Semoga kita semua dapat istiqamah dalam menjalankan ketaqaan kita, sehingga insya Allah akan husnul khatimah. Shalawat dan salam kita sanjungkan kepada junjungan kita Nabi besar Muhammad SAW, Nabi Agung, Sayyidur Rusul, wa khotamun nabiyyin wal mursalin.

Hadirin Jamaah Sholat Jum’at Rahimakumullah,
Islam adalah agama yang mengajarkan keseimbangan antara kebutuhan spiritual dan duniawi. Karena itu, Islam tidak hanya menuntut manusia untuk melakukan peribadatan yang konteknya  hanya hablum minallah saja, seperti shalat, puasa dan lainnya, tetapi juga peribadatan yang dampaknya langsung terhadap kehidupan ekonomi. 

Hal ini selaras dengan prinsip Islam yang mengedepankan Ta’awuniah (tolong menolong dalam kebaikan) dan misi Islam yang ingin menciptakan keadilan ekonomi. Konteks ini ditunjukkan oleh adanya ajaran Filantropi dalam Islam, yaitu ajaran tentang kedermawanan atau kerelaan menyerahkan sebagian harta bendanya untuk kepentingan orang lain atau kepentingan umum. 

Dalam Islam, filantropi dikaitkan dengan ajaran berinfak. Yaitu ada yang bersifat mandatory dan ada juga yang bersifat voluntary. Yang bersifat mandatory diantaranya adalah zakat, baik zakat fitrah maupun zakat mal, adapun yang bersifat voluntary di antaranya infak, sedekah, dan wakaf.

Hadirin rahimakumullah,
Dalam khutbah kali ini, mengingat waktunya yang sangat terbatas, Khotib akan menjelaskan lebih jauh tentang wakaf sebagai salah satu bagian filantropi yang memiliki potensi besar untuk membangun kesejahteraan dan kemandirian umat. 

Dalam fatwa Majelis Ulama Indonesia, Wakaf diartikan dengan “menahan harta yang dapat dimanfaatkan tanpa lenyap bendanya atau pokoknya, dengan cara tidak melakukan tindakan hukum terhadap benda tersebut (menjual, memberikan, atau mewariskannya), untuk disalurkan (hasilnya) pada sesuatu yang mubah (tidak haram) yang ada.” 
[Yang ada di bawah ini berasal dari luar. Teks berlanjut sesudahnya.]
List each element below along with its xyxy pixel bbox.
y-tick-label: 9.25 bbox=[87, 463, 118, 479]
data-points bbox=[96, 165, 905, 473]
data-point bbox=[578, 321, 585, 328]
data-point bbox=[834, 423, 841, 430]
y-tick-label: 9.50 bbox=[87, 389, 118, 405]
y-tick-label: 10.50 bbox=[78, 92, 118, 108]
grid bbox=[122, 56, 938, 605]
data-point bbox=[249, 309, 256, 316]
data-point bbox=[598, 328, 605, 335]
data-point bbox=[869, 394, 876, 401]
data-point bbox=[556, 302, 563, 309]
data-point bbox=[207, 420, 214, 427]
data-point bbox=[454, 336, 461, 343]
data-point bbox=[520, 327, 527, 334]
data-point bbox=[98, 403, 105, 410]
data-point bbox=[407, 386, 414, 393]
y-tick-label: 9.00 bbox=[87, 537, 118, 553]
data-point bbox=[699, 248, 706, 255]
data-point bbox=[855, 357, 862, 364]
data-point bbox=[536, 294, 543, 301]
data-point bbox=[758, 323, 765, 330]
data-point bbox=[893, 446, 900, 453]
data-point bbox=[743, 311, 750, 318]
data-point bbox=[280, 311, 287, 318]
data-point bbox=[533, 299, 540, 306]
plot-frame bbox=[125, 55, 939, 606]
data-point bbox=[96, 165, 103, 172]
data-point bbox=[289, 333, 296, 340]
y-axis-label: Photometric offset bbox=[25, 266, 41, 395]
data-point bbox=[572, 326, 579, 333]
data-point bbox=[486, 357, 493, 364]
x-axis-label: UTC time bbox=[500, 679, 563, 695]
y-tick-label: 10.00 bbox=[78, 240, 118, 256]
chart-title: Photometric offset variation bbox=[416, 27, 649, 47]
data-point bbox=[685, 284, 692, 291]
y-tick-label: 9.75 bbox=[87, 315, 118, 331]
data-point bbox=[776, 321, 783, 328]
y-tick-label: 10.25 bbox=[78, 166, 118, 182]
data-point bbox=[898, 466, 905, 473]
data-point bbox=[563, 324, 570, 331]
Adapun dalam Pasal 1 UU Nomor 41 Tahun 2004 Tentang Wakaf, wakaf didefinisikan sebagai Perbuatan hukum wakif untuk memisahkan dan/atau menyerahkan sebagian harta benda miliknya untuk dimanfaatkan selamanya atau untuk jangka waktu tertentu sesuai dengan kepentingannya guna keperluan ibadah dan/atau kesejahteraan umum menurut syariah.  

Perbedaan wakaf dengan filantropi lainnya adalah pada filantropi lainnya harta bendanya dapat langsung digunakan untuk mustahiknya, sedangkan dalam wakaf harta bendanya harus ditahan dan dikelola serta dikembangkan, baru kemudian manfaat atau hasilnya digunakan guna keperluan ibadah dan/atau kesejahteraan umum menurut syariah.  
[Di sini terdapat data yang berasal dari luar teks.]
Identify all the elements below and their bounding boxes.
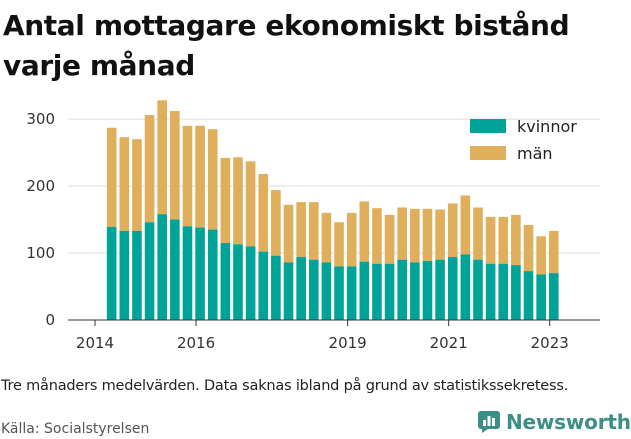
bar-kvinnor <box>435 259 445 320</box>
bar-kvinnor <box>195 227 205 320</box>
bar-man <box>498 216 509 264</box>
bar-kvinnor <box>258 251 269 320</box>
bar-kvinnor <box>384 263 395 320</box>
x-tick-label: 2016 <box>177 334 215 352</box>
bar-man <box>410 208 420 263</box>
x-tick-label: 2014 <box>76 334 114 352</box>
bar-man <box>447 203 458 258</box>
bar-man <box>485 216 496 264</box>
bar-kvinnor <box>308 259 319 320</box>
y-tick-label: 0 <box>45 311 55 329</box>
brand-logo[interactable]: Newsworthy <box>478 410 631 434</box>
bar-kvinnor <box>170 219 180 320</box>
bar-man <box>119 137 130 231</box>
bar-man <box>548 230 559 274</box>
bar-kvinnor <box>485 263 496 320</box>
bar-man <box>182 125 193 227</box>
bar-man <box>460 195 471 255</box>
source-note: Källa: Socialstyrelsen <box>1 421 150 437</box>
chart-title: Antal mottagare ekonomiskt bistånd varje… <box>3 6 628 86</box>
bar-kvinnor <box>207 229 218 320</box>
bar-man <box>473 207 483 260</box>
bar-kvinnor <box>460 254 471 320</box>
bar-man <box>321 212 332 263</box>
bar-kvinnor <box>397 259 407 320</box>
bar-man <box>170 111 180 220</box>
bar-man <box>308 202 319 260</box>
bar-kvinnor <box>271 255 281 320</box>
bar-man <box>397 207 407 260</box>
legend-label: män <box>517 144 553 163</box>
bar-kvinnor <box>245 246 256 320</box>
bar-man <box>283 204 294 263</box>
bar-man <box>435 209 445 260</box>
bar-man <box>359 201 370 262</box>
bar-kvinnor <box>296 257 306 320</box>
bar-man <box>144 115 155 223</box>
bar-kvinnor <box>498 263 509 320</box>
bar-kvinnor <box>283 262 294 320</box>
bar-man <box>384 214 395 264</box>
bar-man <box>245 161 256 247</box>
bar-kvinnor <box>359 261 370 320</box>
bar-kvinnor <box>372 263 382 320</box>
x-tick-label: 2021 <box>430 334 468 352</box>
bar-kvinnor <box>523 271 534 320</box>
bar-man <box>195 125 205 228</box>
y-tick-label: 200 <box>26 177 55 195</box>
legend-swatch <box>470 119 506 133</box>
bar-kvinnor <box>422 261 433 320</box>
bar-man <box>220 157 231 243</box>
legend-label: kvinnor <box>517 117 577 136</box>
y-tick-label: 300 <box>26 110 55 128</box>
bar-man <box>334 222 344 267</box>
bar-kvinnor <box>106 226 117 320</box>
bar-kvinnor <box>233 244 243 320</box>
bar-kvinnor <box>473 259 483 320</box>
bar-man <box>372 208 382 264</box>
legend-swatch <box>470 146 506 160</box>
bar-kvinnor <box>511 265 521 320</box>
bar-man <box>511 214 521 266</box>
bar-man <box>207 129 218 230</box>
y-tick-label: 100 <box>26 244 55 262</box>
bar-kvinnor <box>182 226 193 320</box>
brand-name: Newsworthy <box>506 410 631 434</box>
bar-kvinnor <box>334 266 344 320</box>
bar-kvinnor <box>119 230 130 320</box>
bar-chart-logo-icon <box>478 411 500 433</box>
bar-man <box>157 100 167 215</box>
bar-man <box>106 127 117 227</box>
chart-caption: Tre månaders medelvärden. Data saknas ib… <box>1 378 569 394</box>
bar-man <box>523 224 534 272</box>
x-tick-label: 2023 <box>531 334 569 352</box>
bar-kvinnor <box>157 214 167 320</box>
bar-kvinnor <box>220 242 231 320</box>
bar-man <box>422 208 433 262</box>
bar-kvinnor <box>321 262 332 320</box>
bar-kvinnor <box>548 273 559 320</box>
bar-man <box>536 236 546 275</box>
bar-kvinnor <box>410 262 420 320</box>
bar-kvinnor <box>132 230 142 320</box>
chart-title-line-1: Antal mottagare ekonomiskt bistånd <box>3 9 570 42</box>
bar-man <box>271 190 281 256</box>
bar-kvinnor <box>536 274 546 320</box>
bar-kvinnor <box>447 257 458 320</box>
bar-man <box>132 139 142 231</box>
bar-kvinnor <box>144 222 155 320</box>
bar-man <box>346 212 357 267</box>
bar-man <box>233 157 243 245</box>
bar-man <box>258 174 269 252</box>
bar-kvinnor <box>346 266 357 320</box>
chart-title-line-2: varje månad <box>3 49 195 82</box>
bar-man <box>296 202 306 258</box>
x-tick-label: 2019 <box>329 334 367 352</box>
Harta wakaf tidak boleh langsung habis digunakan tapi dimanfaatkan dengan cara dikelola atau dikembangkan di mana pokok hartanya tetap ada (perpetual) sehingga sifat pemanfaatannya berkelanjutan (sustainable), hasilnya atau manfaatnya yang diberikan kepada penerima manfaat wakaf (maukuf alaih). 
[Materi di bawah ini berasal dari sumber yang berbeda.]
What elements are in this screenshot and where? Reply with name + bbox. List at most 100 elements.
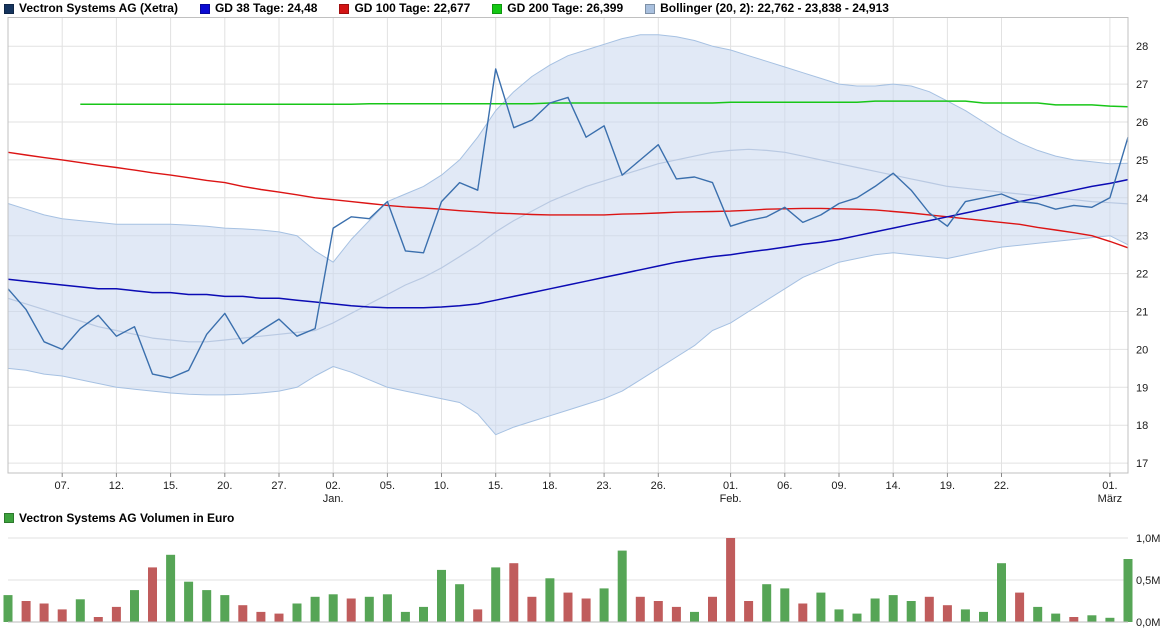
bollinger-swatch-icon xyxy=(645,3,656,14)
gd100-swatch-icon xyxy=(339,3,350,14)
volume-bar xyxy=(346,598,356,622)
volume-bar xyxy=(942,605,952,622)
volume-bar xyxy=(473,609,483,622)
svg-text:20: 20 xyxy=(1136,344,1148,356)
svg-text:05.: 05. xyxy=(380,480,395,492)
volume-bar xyxy=(111,606,121,622)
legend-item-volume: Vectron Systems AG Volumen in Euro xyxy=(4,510,234,527)
legend-label-bollinger: Bollinger (20, 2): 22,762 - 23,838 - 24,… xyxy=(660,1,889,15)
legend-label-gd100: GD 100 Tage: 22,677 xyxy=(354,1,471,15)
volume-bar xyxy=(202,590,212,622)
volume-bar xyxy=(1123,559,1133,622)
legend-item-price: Vectron Systems AG (Xetra) xyxy=(4,0,178,17)
volume-bar xyxy=(220,595,230,622)
volume-bar xyxy=(1015,592,1025,622)
svg-text:27: 27 xyxy=(1136,79,1148,91)
volume-bar xyxy=(726,538,736,622)
volume-bar xyxy=(870,598,880,622)
volume-bar xyxy=(310,596,320,622)
volume-bar xyxy=(581,598,591,622)
volume-bar xyxy=(653,601,663,622)
svg-text:15.: 15. xyxy=(488,480,503,492)
volume-chart-canvas: 0,0M 0,5M 1,0M xyxy=(3,533,1160,629)
volume-bar xyxy=(635,596,645,622)
volume-bar xyxy=(39,603,49,622)
volume-bar xyxy=(1033,606,1043,622)
svg-text:26.: 26. xyxy=(651,480,666,492)
svg-text:19.: 19. xyxy=(940,480,955,492)
volume-bar xyxy=(708,596,717,622)
svg-text:Jan.: Jan. xyxy=(323,493,344,505)
svg-text:01.: 01. xyxy=(723,480,738,492)
volume-bar xyxy=(527,596,537,622)
price-chart-canvas: 17 18 19 20 21 22 23 24 25 26 27 28 07. 12. 15. 20. 27. 0… xyxy=(7,17,1148,505)
svg-text:1,0M: 1,0M xyxy=(1136,533,1160,545)
volume-bar xyxy=(93,617,103,622)
volume-bar xyxy=(888,595,898,622)
legend-item-gd100: GD 100 Tage: 22,677 xyxy=(339,0,470,17)
main-chart-legend: Vectron Systems AG (Xetra) GD 38 Tage: 2… xyxy=(0,0,911,17)
volume-bar xyxy=(671,606,681,622)
svg-text:24: 24 xyxy=(1136,193,1148,205)
svg-text:0,5M: 0,5M xyxy=(1136,575,1160,587)
legend-label-gd200: GD 200 Tage: 26,399 xyxy=(507,1,624,15)
svg-text:17: 17 xyxy=(1136,458,1148,470)
volume-bar xyxy=(274,613,284,622)
volume-bar xyxy=(166,554,176,622)
volume-bar xyxy=(798,603,808,622)
volume-bar xyxy=(382,594,392,622)
gd38-swatch-icon xyxy=(199,3,210,14)
volume-bar xyxy=(1051,613,1061,622)
legend-item-gd38: GD 38 Tage: 24,48 xyxy=(199,0,317,17)
volume-bar xyxy=(545,578,555,622)
gd200-swatch-icon xyxy=(492,3,503,14)
svg-text:27.: 27. xyxy=(271,480,286,492)
volume-bar xyxy=(292,603,302,622)
volume-bar xyxy=(3,595,13,622)
volume-bar xyxy=(184,581,194,622)
svg-text:18.: 18. xyxy=(542,480,557,492)
volume-bar xyxy=(75,599,85,622)
volume-bar xyxy=(563,592,573,622)
volume-bar xyxy=(997,563,1006,622)
volume-bar xyxy=(148,567,157,622)
svg-text:07.: 07. xyxy=(55,480,70,492)
volume-bar xyxy=(816,592,826,622)
svg-text:12.: 12. xyxy=(109,480,124,492)
svg-text:25: 25 xyxy=(1136,155,1148,167)
svg-text:19: 19 xyxy=(1136,382,1148,394)
svg-text:01.: 01. xyxy=(1102,480,1117,492)
svg-text:26: 26 xyxy=(1136,117,1148,129)
svg-text:22: 22 xyxy=(1136,269,1148,281)
price-swatch-icon xyxy=(4,3,14,14)
volume-bar xyxy=(364,596,374,622)
volume-bar xyxy=(1087,615,1097,622)
svg-text:März: März xyxy=(1098,493,1122,505)
legend-label-price: Vectron Systems AG (Xetra) xyxy=(19,1,178,15)
legend-item-bollinger: Bollinger (20, 2): 22,762 - 23,838 - 24,… xyxy=(645,0,889,17)
volume-bar xyxy=(834,609,844,622)
volume-bar xyxy=(924,596,934,622)
svg-text:15.: 15. xyxy=(163,480,178,492)
svg-text:21: 21 xyxy=(1136,307,1148,319)
svg-text:02.: 02. xyxy=(326,480,341,492)
volume-bar xyxy=(419,606,428,622)
volume-bar xyxy=(690,611,699,622)
svg-text:23: 23 xyxy=(1136,231,1148,243)
svg-text:10.: 10. xyxy=(434,480,449,492)
svg-text:22.: 22. xyxy=(994,480,1009,492)
volume-bar xyxy=(400,611,410,622)
legend-label-volume: Vectron Systems AG Volumen in Euro xyxy=(19,510,235,525)
volume-bar xyxy=(1105,617,1115,622)
volume-swatch-icon xyxy=(4,513,14,523)
legend-item-gd200: GD 200 Tage: 26,399 xyxy=(492,0,623,17)
volume-bar xyxy=(130,590,139,622)
volume-bar xyxy=(599,588,609,622)
volume-bar xyxy=(744,601,754,622)
volume-chart-legend: Vectron Systems AG Volumen in Euro xyxy=(4,509,256,527)
svg-text:Feb.: Feb. xyxy=(720,493,742,505)
volume-bar xyxy=(455,584,465,622)
svg-text:28: 28 xyxy=(1136,41,1148,53)
volume-bar xyxy=(1069,617,1079,622)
Ini adalah keistimewaan dari wakaf, selama asetnya masih ada maka kemanfaatannya terus berlanjut. Dan nazir sebagai pihak yang dipercaya untuk mengelola dan mengembangkan harta benda wakaf, memiliki kewajiban menjaga keselamatan harta benda wakaf tersebut selama-lamanya.

Hadirin rahimakumullah
Wakaf adalah amalan yang sangat utama, sungguhpun hukumnya asalnya adalah sunnah, karena dalilnya bersumberkan dari Al-Qur’an dan Hadis. 

Dalam Al-Quran, Allah SWT berfirman:

لَن تَنَالُواْ الْبِرَّ حَتَّى تُنفِقُواْ مِمَّا تُحِبُّونَ وَمَا تُنفِقُواْ مِن شَيْءٍ فَإِنَّ اللهَ بِهِ عَلِيمٌ

“Kamu sekali-kali tidak sampai kepada kebajikan (yang sempurna), sebelum kamu menafkahkan sebagian harta yang kamu cintai. Dan apa saja yang kamu nafkahkan maka sesungguhnya Allah mengetahuinya (QS. Ali Imran : 92). 

Dalam Hadis Rasulullah SAW juga terdapat riwayat-riwayat yang berkaitan dengan wakaf seperti hadis tentang Abu Thalhah dan Umar Ibn al-Khattab. Dimana dalam Hadis yang diriwayatkan oleh Bukhari dan Muslim,  diceritakan bahwa setelah mendengar turunnya wahyu diatas, Abu Thalhah mewakafkan kebun yang paling ia cintai, yaitu kebun Bairaha’. 

Demikian juga sahabat Umar Ibn al-Khattab, beliau memiliki tanah yang sangat subur dari hasil pembagian rampasan perang di Khaibar. Umar meminta petunjuk kepada Rasulullah tentang tanah tersebut, lalu Rasulullah menganjurkannya untuk menahan tanahnya (wakaf) dan menyedekahkan/menyalurkan hasilnya. Sabda Rasulullah:

...إِنْ شِئْتَ حَبَسْتَ أَصْلَهَا وَتَصَدَّقْتَ بِهَا...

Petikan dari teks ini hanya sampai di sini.